The story progression centers around the experiences of a blonde hippy-ish smoker (Lindsay Pulsipher) chilling at an isolated lama ranch; a creepy stalker fuels her boyfriend's jealous insanity; boyfriend passes out drunk, so she bails in his car; suddenly she's waking up in a car that apparently crashed into a father and son who were having a picnic by the side of the road in the dead of night. Now they're lying dead, and her forehead is covered in blood, but no one is around anywhere to help as she staggers down that lonesome road. There is no phone to call the cops and the Northwest Oregon desolation of which I spoke stretches for miles; everyone she meets stare and smile insanely. Her only friend becomes a degenerate in a big frog costume, and later she hooks up with a bunch of weirdo musicians who drink gasoline (?).... Luckily she finds a shotgun, and a few guides who advise her to just relax and, as Martha advises in Who's Afraid of Virginia Woolf, "sink into it."

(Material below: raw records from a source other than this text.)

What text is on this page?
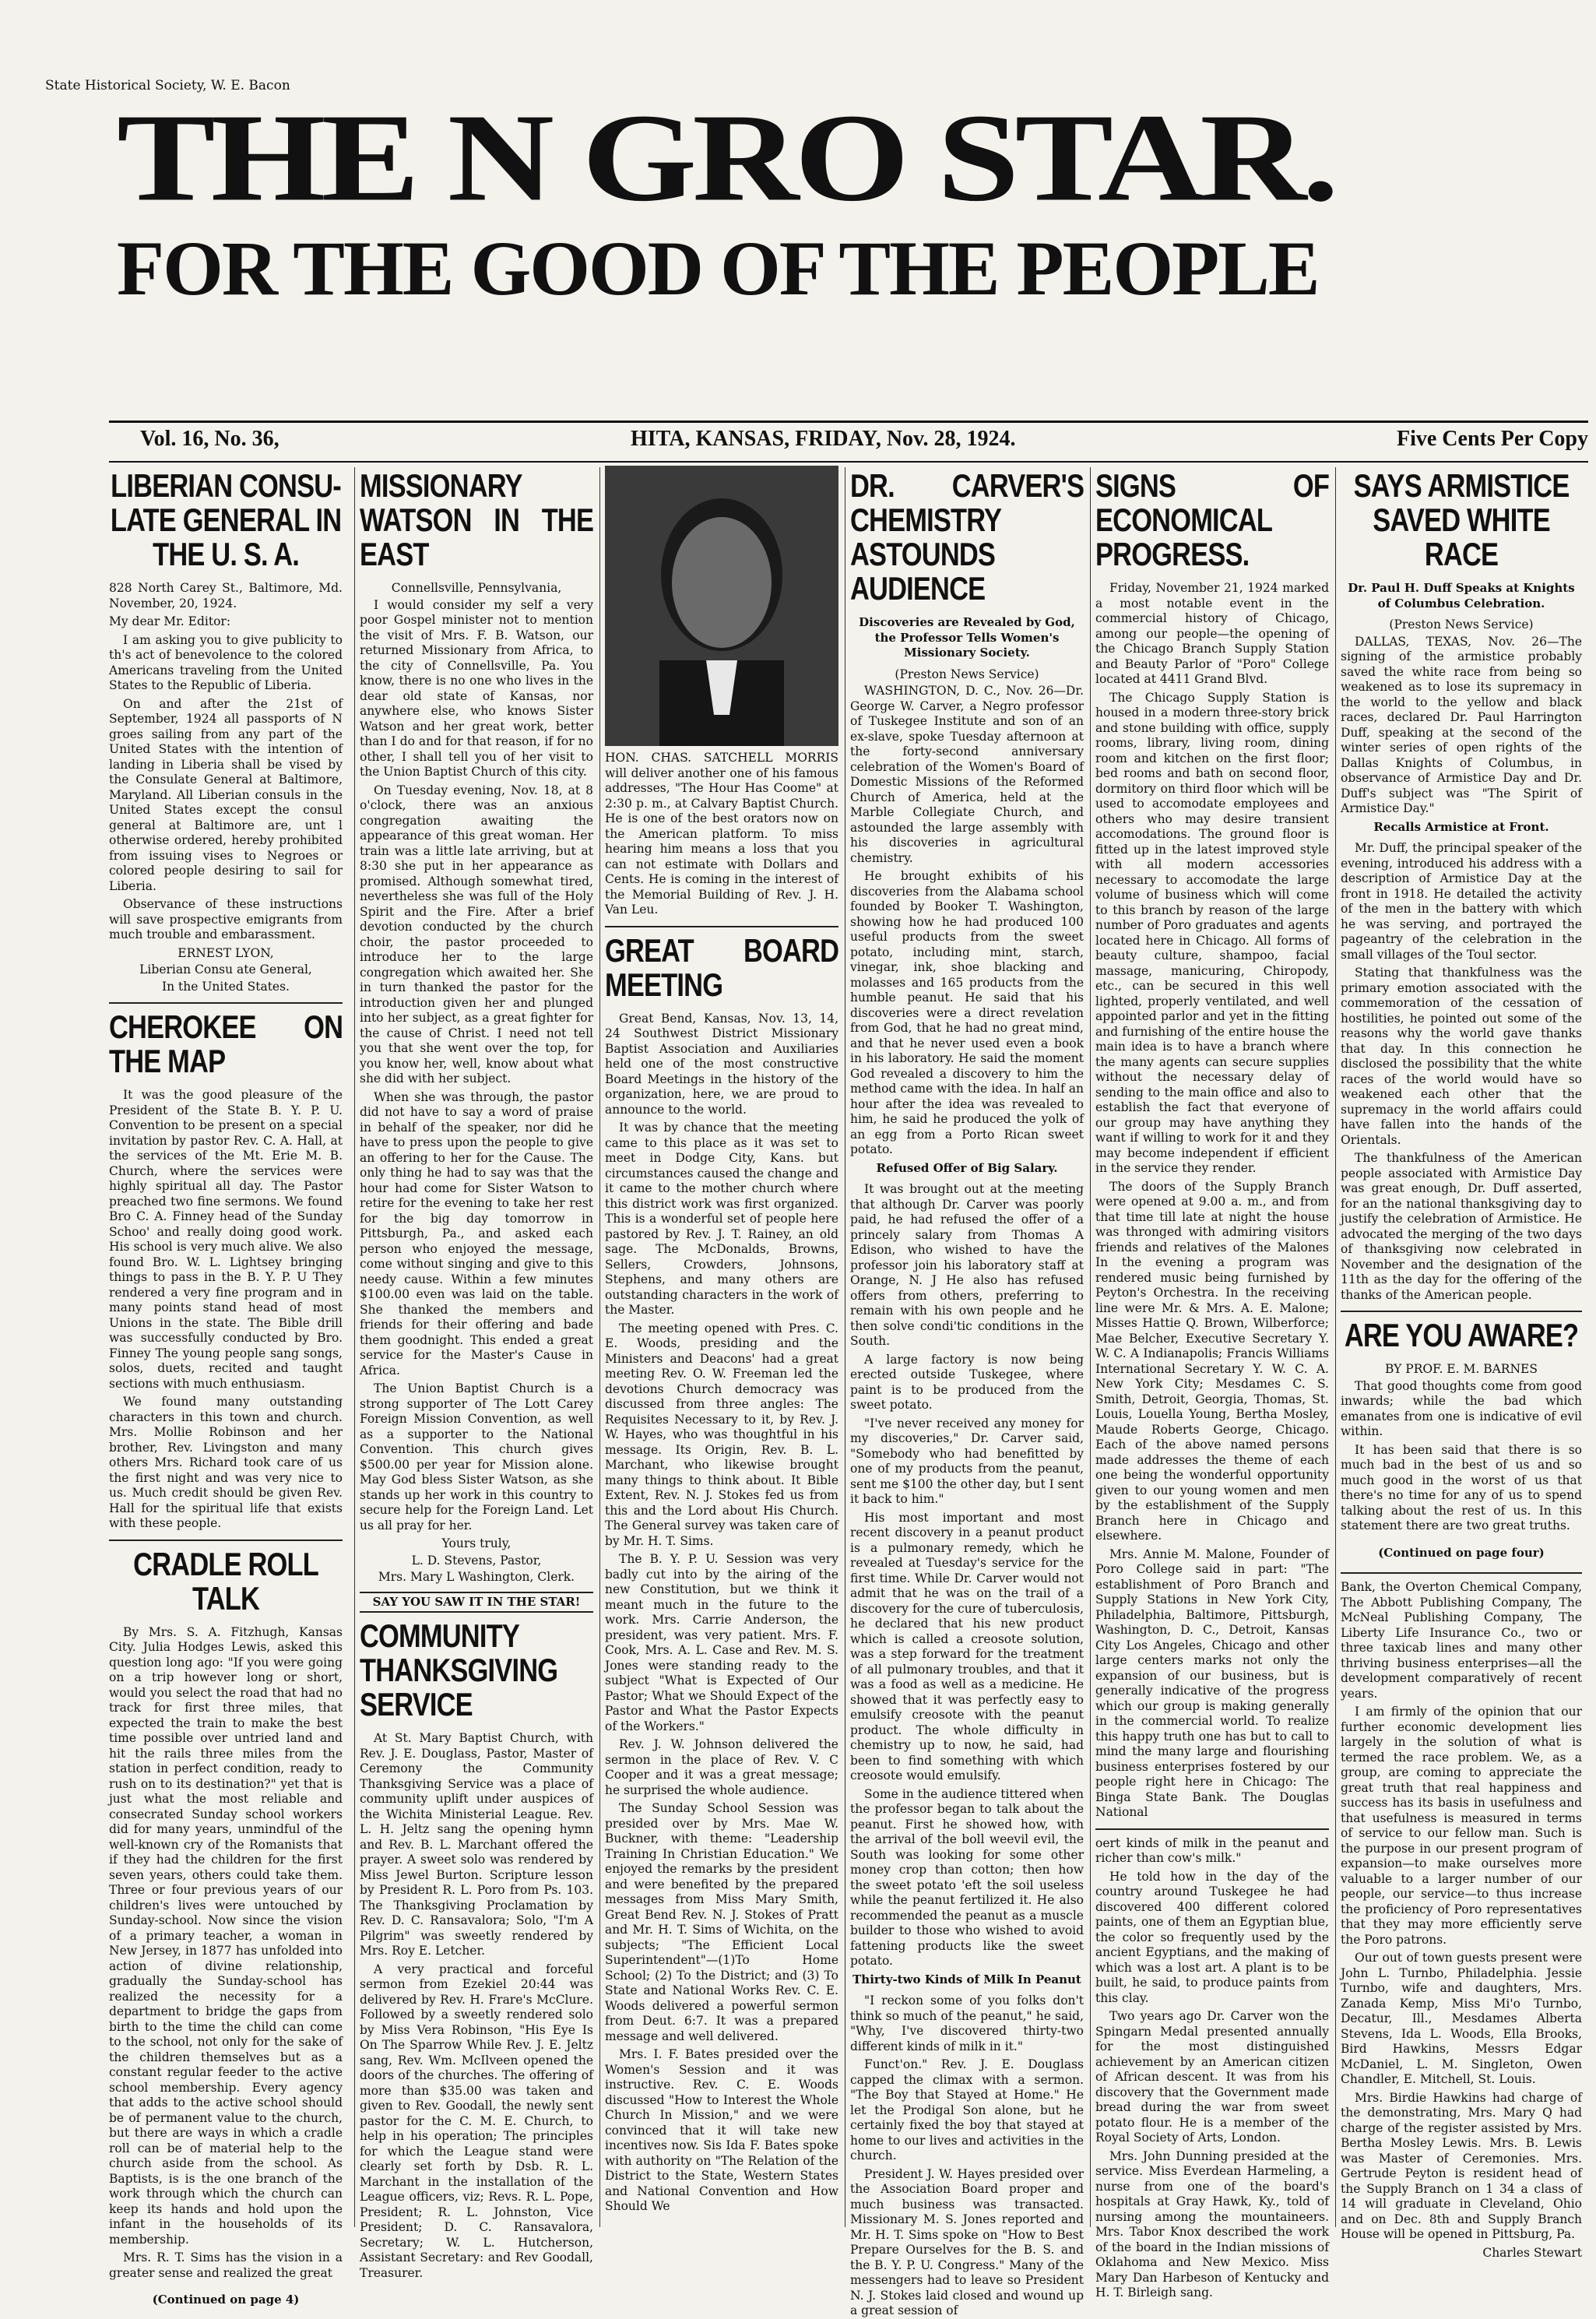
State Historical Society, W. E. Bacon
THE N GRO STAR.
FOR THE GOOD OF THE PEOPLE
Vol. 16, No. 36,	HITA, KANSAS, FRIDAY, Nov. 28, 1924.	Five Cents Per Copy
LIBERIAN CONSU-LATE GENERAL IN THE U. S. A.

828 North Carey St., Baltimore, Md. November, 20, 1924.

My dear Mr. Editor:

I am asking you to give publicity to th's act of benevolence to the colored Americans traveling from the United States to the Republic of Liberia.

On and after the 21st of September, 1924 all passports of N groes sailing from any part of the United States with the intention of landing in Liberia shall be vised by the Consulate General at Baltimore, Maryland. All Liberian consuls in the United States except the consul general at Baltimore are, unt l otherwise ordered, hereby prohibited from issuing vises to Negroes or colored people desiring to sail for Liberia.

Observance of these instructions will save prospective emigrants from much trouble and embarassment.

ERNEST LYON,

Liberian Consu ate General,

In the United States.

CHEROKEE ON THE MAP

It was the good pleasure of the President of the State B. Y. P. U. Convention to be present on a special invitation by pastor Rev. C. A. Hall, at the services of the Mt. Erie M. B. Church, where the services were highly spiritual all day. The Pastor preached two fine sermons. We found Bro C. A. Finney head of the Sunday Schoo' and really doing good work. His school is very much alive. We also found Bro. W. L. Lightsey bringing things to pass in the B. Y. P. U They rendered a very fine program and in many points stand head of most Unions in the state. The Bible drill was successfully conducted by Bro. Finney The young people sang songs, solos, duets, recited and taught sections with much enthusiasm.

We found many outstanding characters in this town and church. Mrs. Mollie Robinson and her brother, Rev. Livingston and many others Mrs. Richard took care of us the first night and was very nice to us. Much credit should be given Rev. Hall for the spiritual life that exists with these people.

CRADLE ROLL TALK

By Mrs. S. A. Fitzhugh, Kansas City. Julia Hodges Lewis, asked this question long ago: "If you were going on a trip however long or short, would you select the road that had no track for first three miles, that expected the train to make the best time possible over untried land and hit the rails three miles from the station in perfect condition, ready to rush on to its destination?" yet that is just what the most reliable and consecrated Sunday school workers did for many years, unmindful of the well-known cry of the Romanists that if they had the children for the first seven years, others could take them. Three or four previous years of our children's lives were untouched by Sunday-school. Now since the vision of a primary teacher, a woman in New Jersey, in 1877 has unfolded into action of divine relationship, gradually the Sunday-school has realized the necessity for a department to bridge the gaps from birth to the time the child can come to the school, not only for the sake of the children themselves but as a constant regular feeder to the active school membership. Every agency that adds to the active school should be of permanent value to the church, but there are ways in which a cradle roll can be of material help to the church aside from the school. As Baptists, is is the one branch of the work through which the church can keep its hands and hold upon the infant in the households of its membership.

Mrs. R. T. Sims has the vision in a greater sense and realized the great

(Continued on page 4)

MISSIONARY WATSON IN THE EAST

Connellsville, Pennsylvania,

I would consider my self a very poor Gospel minister not to mention the visit of Mrs. F. B. Watson, our returned Missionary from Africa, to the city of Connellsville, Pa. You know, there is no one who lives in the dear old state of Kansas, nor anywhere else, who knows Sister Watson and her great work, better than I do and for that reason, if for no other, I shall tell you of her visit to the Union Baptist Church of this city.

On Tuesday evening, Nov. 18, at 8 o'clock, there was an anxious congregation awaiting the appearance of this great woman. Her train was a little late arriving, but at 8:30 she put in her appearance as promised. Although somewhat tired, nevertheless she was full of the Holy Spirit and the Fire. After a brief devotion conducted by the church choir, the pastor proceeded to introduce her to the large congregation which awaited her. She in turn thanked the pastor for the introduction given her and plunged into her subject, as a great fighter for the cause of Christ. I need not tell you that she went over the top, for you know her, well, know about what she did with her subject.

When she was through, the pastor did not have to say a word of praise in behalf of the speaker, nor did he have to press upon the people to give an offering to her for the Cause. The only thing he had to say was that the hour had come for Sister Watson to retire for the evening to take her rest for the big day tomorrow in Pittsburgh, Pa., and asked each person who enjoyed the message, come without singing and give to this needy cause. Within a few minutes $100.00 even was laid on the table. She thanked the members and friends for their offering and bade them goodnight. This ended a great service for the Master's Cause in Africa.

The Union Baptist Church is a strong supporter of The Lott Carey Foreign Mission Convention, as well as a supporter to the National Convention. This church gives $500.00 per year for Mission alone. May God bless Sister Watson, as she stands up her work in this country to secure help for the Foreign Land. Let us all pray for her.

Yours truly,

L. D. Stevens, Pastor,

Mrs. Mary L Washington, Clerk.

SAY YOU SAW IT IN THE STAR!
COMMUNITY THANKSGIVING SERVICE

At St. Mary Baptist Church, with Rev. J. E. Douglass, Pastor, Master of Ceremony the Community Thanksgiving Service was a place of community uplift under auspices of the Wichita Ministerial League. Rev. L. H. Jeltz sang the opening hymn and Rev. B. L. Marchant offered the prayer. A sweet solo was rendered by Miss Jewel Burton. Scripture lesson by President R. L. Poro from Ps. 103. The Thanksgiving Proclamation by Rev. D. C. Ransavalora; Solo, "I'm A Pilgrim" was sweetly rendered by Mrs. Roy E. Letcher.

A very practical and forceful sermon from Ezekiel 20:44 was delivered by Rev. H. Frare's McClure. Followed by a sweetly rendered solo by Miss Vera Robinson, "His Eye Is On The Sparrow While Rev. J. E. Jeltz sang, Rev. Wm. McIlveen opened the doors of the churches. The offering of more than $35.00 was taken and given to Rev. Goodall, the newly sent pastor for the C. M. E. Church, to help in his operation; The principles for which the League stand were clearly set forth by Dsb. R. L. Marchant in the installation of the League officers, viz; Revs. R. L. Pope, President; R. L. Johnston, Vice President; D. C. Ransavalora, Secretary; W. L. Hutcherson, Assistant Secretary: and Rev Goodall, Treasurer.

HON. CHAS. SATCHELL MORRIS will deliver another one of his famous addresses, "The Hour Has Coome" at 2:30 p. m., at Calvary Baptist Church. He is one of the best orators now on the American platform. To miss hearing him means a loss that you can not estimate with Dollars and Cents. He is coming in the interest of the Memorial Building of Rev. J. H. Van Leu.
GREAT BOARD MEETING

Great Bend, Kansas, Nov. 13, 14, 24 Southwest District Missionary Baptist Association and Auxiliaries held one of the most constructive Board Meetings in the history of the organization, here, we are proud to announce to the world.

It was by chance that the meeting came to this place as it was set to meet in Dodge City, Kans. but circumstances caused the change and it came to the mother church where this district work was first organized. This is a wonderful set of people here pastored by Rev. J. T. Rainey, an old sage. The McDonalds, Browns, Sellers, Crowders, Johnsons, Stephens, and many others are outstanding characters in the work of the Master.

The meeting opened with Pres. C. E. Woods, presiding and the Ministers and Deacons' had a great meeting Rev. O. W. Freeman led the devotions Church democracy was discussed from three angles: The Requisites Necessary to it, by Rev. J. W. Hayes, who was thoughtful in his message. Its Origin, Rev. B. L. Marchant, who likewise brought many things to think about. It Bible Extent, Rev. N. J. Stokes fed us from this and the Lord about His Church. The General survey was taken care of by Mr. H. T. Sims.

The B. Y. P. U. Session was very badly cut into by the airing of the new Constitution, but we think it meant much in the future to the work. Mrs. Carrie Anderson, the president, was very patient. Mrs. F. Cook, Mrs. A. L. Case and Rev. M. S. Jones were standing ready to the subject "What is Expected of Our Pastor; What we Should Expect of the Pastor and What the Pastor Expects of the Workers."

Rev. J. W. Johnson delivered the sermon in the place of Rev. V. C Cooper and it was a great message; he surprised the whole audience.

The Sunday School Session was presided over by Mrs. Mae W. Buckner, with theme: "Leadership Training In Christian Education." We enjoyed the remarks by the president and were benefited by the prepared messages from Miss Mary Smith, Great Bend Rev. N. J. Stokes of Pratt and Mr. H. T. Sims of Wichita, on the subjects; "The Efficient Local Superintendent"—(1)To Home School; (2) To the District; and (3) To State and National Works Rev. C. E. Woods delivered a powerful sermon from Deut. 6:7. It was a prepared message and well delivered.

Mrs. I. F. Bates presided over the Women's Session and it was instructive. Rev. C. E. Woods discussed "How to Interest the Whole Church In Mission," and we were convinced that it will take new incentives now. Sis Ida F. Bates spoke with authority on "The Relation of the District to the State, Western States and National Convention and How Should We

DR. CARVER'S CHEMISTRY ASTOUNDS AUDIENCE

Discoveries are Revealed by God, the Professor Tells Women's Missionary Society.

(Preston News Service)

WASHINGTON, D. C., Nov. 26—Dr. George W. Carver, a Negro professor of Tuskegee Institute and son of an ex-slave, spoke Tuesday afternoon at the forty-second anniversary celebration of the Women's Board of Domestic Missions of the Reformed Church of America, held at the Marble Collegiate Church, and astounded the large assembly with his discoveries in agricultural chemistry.

He brought exhibits of his discoveries from the Alabama school founded by Booker T. Washington, showing how he had produced 100 useful products from the sweet potato, including mint, starch, vinegar, ink, shoe blacking and molasses and 165 products from the humble peanut. He said that his discoveries were a direct revelation from God, that he had no great mind, and that he never used even a book in his laboratory. He said the moment God revealed a discovery to him the method came with the idea. In half an hour after the idea was revealed to him, he said he produced the yolk of an egg from a Porto Rican sweet potato.

Refused Offer of Big Salary.

It was brought out at the meeting that although Dr. Carver was poorly paid, he had refused the offer of a princely salary from Thomas A Edison, who wished to have the professor join his laboratory staff at Orange, N. J He also has refused offers from others, preferring to remain with his own people and he then solve condi'tic conditions in the South.

A large factory is now being erected outside Tuskegee, where paint is to be produced from the sweet potato.

"I've never received any money for my discoveries," Dr. Carver said, "Somebody who had benefitted by one of my products from the peanut, sent me $100 the other day, but I sent it back to him."

His most important and most recent discovery in a peanut product is a pulmonary remedy, which he revealed at Tuesday's service for the first time. While Dr. Carver would not admit that he was on the trail of a discovery for the cure of tuberculosis, he declared that his new product which is called a creosote solution, was a step forward for the treatment of all pulmonary troubles, and that it was a food as well as a medicine. He showed that it was perfectly easy to emulsify creosote with the peanut product. The whole difficulty in chemistry up to now, he said, had been to find something with which creosote would emulsify.

Some in the audience tittered when the professor began to talk about the peanut. First he showed how, with the arrival of the boll weevil evil, the South was looking for some other money crop than cotton; then how the sweet potato 'eft the soil useless while the peanut fertilized it. He also recommended the peanut as a muscle builder to those who wished to avoid fattening products like the sweet potato.

Thirty-two Kinds of Milk In Peanut

"I reckon some of you folks don't think so much of the peanut," he said, "Why, I've discovered thirty-two different kinds of milk in it."

Funct'on." Rev. J. E. Douglass capped the climax with a sermon. "The Boy that Stayed at Home." He let the Prodigal Son alone, but he certainly fixed the boy that stayed at home to our lives and activities in the church.

President J. W. Hayes presided over the Association Board proper and much business was transacted. Missionary M. S. Jones reported and Mr. H. T. Sims spoke on "How to Best Prepare Ourselves for the B. S. and the B. Y. P. U. Congress." Many of the messengers had to leave so President N. J. Stokes laid closed and wound up a great session of

SIGNS OF ECONOMICAL PROGRESS.

Friday, November 21, 1924 marked a most notable event in the commercial history of Chicago, among our people—the opening of the Chicago Branch Supply Station and Beauty Parlor of "Poro" College located at 4411 Grand Blvd.

The Chicago Supply Station is housed in a modern three-story brick and stone building with office, supply rooms, library, living room, dining room and kitchen on the first floor; bed rooms and bath on second floor, dormitory on third floor which will be used to accomodate employees and others who may desire transient accomodations. The ground floor is fitted up in the latest improved style with all modern accessories necessary to accomodate the large volume of business which will come to this branch by reason of the large number of Poro graduates and agents located here in Chicago. All forms of beauty culture, shampoo, facial massage, manicuring, Chiropody, etc., can be secured in this well lighted, properly ventilated, and well appointed parlor and yet in the fitting and furnishing of the entire house the main idea is to have a branch where the many agents can secure supplies without the necessary delay of sending to the main office and also to establish the fact that everyone of our group may have anything they want if willing to work for it and they may become independent if efficient in the service they render.

The doors of the Supply Branch were opened at 9.00 a. m., and from that time till late at night the house was thronged with admiring visitors friends and relatives of the Malones In the evening a program was rendered music being furnished by Peyton's Orchestra. In the receiving line were Mr. & Mrs. A. E. Malone; Misses Hattie Q. Brown, Wilberforce; Mae Belcher, Executive Secretary Y. W. C. A Indianapolis; Francis Williams International Secretary Y. W. C. A. New York City; Mesdames C. S. Smith, Detroit, Georgia, Thomas, St. Louis, Louella Young, Bertha Mosley, Maude Roberts George, Chicago. Each of the above named persons made addresses the theme of each one being the wonderful opportunity given to our young women and men by the establishment of the Supply Branch here in Chicago and elsewhere.

Mrs. Annie M. Malone, Founder of Poro College said in part: "The establishment of Poro Branch and Supply Stations in New York City, Philadelphia, Baltimore, Pittsburgh, Washington, D. C., Detroit, Kansas City Los Angeles, Chicago and other large centers marks not only the expansion of our business, but is generally indicative of the progress which our group is making generally in the commercial world. To realize this happy truth one has but to call to mind the many large and flourishing business enterprises fostered by our people right here in Chicago: The Binga State Bank. The Douglas National

oert kinds of milk in the peanut and richer than cow's milk."

He told how in the day of the country around Tuskegee he had discovered 400 different colored paints, one of them an Egyptian blue, the color so frequently used by the ancient Egyptians, and the making of which was a lost art. A plant is to be built, he said, to produce paints from this clay.

Two years ago Dr. Carver won the Spingarn Medal presented annually for the most distinguished achievement by an American citizen of African descent. It was from his discovery that the Government made bread during the war from sweet potato flour. He is a member of the Royal Society of Arts, London.

Mrs. John Dunning presided at the service. Miss Everdean Harmeling, a nurse from one of the board's hospitals at Gray Hawk, Ky., told of nursing among the mountaineers. Mrs. Tabor Knox described the work of the board in the Indian missions of Oklahoma and New Mexico. Miss Mary Dan Harbeson of Kentucky and H. T. Birleigh sang.

SAYS ARMISTICE SAVED WHITE RACE

Dr. Paul H. Duff Speaks at Knights of Columbus Celebration.

(Preston News Service)

DALLAS, TEXAS, Nov. 26—The signing of the armistice probably saved the white race from being so weakened as to lose its supremacy in the world to the yellow and black races, declared Dr. Paul Harrington Duff, speaking at the second of the winter series of open rights of the Dallas Knights of Columbus, in observance of Armistice Day and Dr. Duff's subject was "The Spirit of Armistice Day."

Recalls Armistice at Front.

Mr. Duff, the principal speaker of the evening, introduced his address with a description of Armistice Day at the front in 1918. He detailed the activity of the men in the battery with which he was serving, and portrayed the pageantry of the celebration in the small villages of the Toul sector.

Stating that thankfulness was the primary emotion associated with the commemoration of the cessation of hostilities, he pointed out some of the reasons why the world gave thanks that day. In this connection he disclosed the possibility that the white races of the world would have so weakened each other that the supremacy in the world affairs could have fallen into the hands of the Orientals.

The thankfulness of the American people associated with Armistice Day was great enough, Dr. Duff asserted, for an the national thanksgiving day to justify the celebration of Armistice. He advocated the merging of the two days of thanksgiving now celebrated in November and the designation of the 11th as the day for the offering of the thanks of the American people.

ARE YOU AWARE?

BY PROF. E. M. BARNES

That good thoughts come from good inwards; while the bad which emanates from one is indicative of evil within.

It has been said that there is so much bad in the best of us and so much good in the worst of us that there's no time for any of us to spend talking about the rest of us. In this statement there are two great truths.

(Continued on page four)

Bank, the Overton Chemical Company, The Abbott Publishing Company, The McNeal Publishing Company, The Liberty Life Insurance Co., two or three taxicab lines and many other thriving business enterprises—all the development comparatively of recent years.

I am firmly of the opinion that our further economic development lies largely in the solution of what is termed the race problem. We, as a group, are coming to appreciate the great truth that real happiness and success has its basis in usefulness and that usefulness is measured in terms of service to our fellow man. Such is the purpose in our present program of expansion—to make ourselves more valuable to a larger number of our people, our service—to thus increase the proficiency of Poro representatives that they may more efficiently serve the Poro patrons.

Our out of town guests present were John L. Turnbo, Philadelphia. Jessie Turnbo, wife and daughters, Mrs. Zanada Kemp, Miss Mi'o Turnbo, Decatur, Ill., Mesdames Alberta Stevens, Ida L. Woods, Ella Brooks, Bird Hawkins, Messrs Edgar McDaniel, L. M. Singleton, Owen Chandler, E. Mitchell, St. Louis.

Mrs. Birdie Hawkins had charge of the demonstrating, Mrs. Mary Q had charge of the register assisted by Mrs. Bertha Mosley Lewis. Mrs. B. Lewis was Master of Ceremonies. Mrs. Gertrude Peyton is resident head of the Supply Branch on 1 34 a class of 14 will graduate in Cleveland, Ohio and on Dec. 8th and Supply Branch House will be opened in Pittsburg, Pa.

Charles Stewart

I love that Reeder refuses to pick a side, to explain the madness, to have some root answer to whether it's all a nightmare or Phantasm-matic inter-dimensional death drive film school experiment. Unlike few other films, it maintains it's madness with the patience of a gardener. For my money, The Oregonian is way better than a lot of over-praised existential stuff like Nicolas Winding Refn's Drive (though Refn's awesome Valhalla Rising compares well).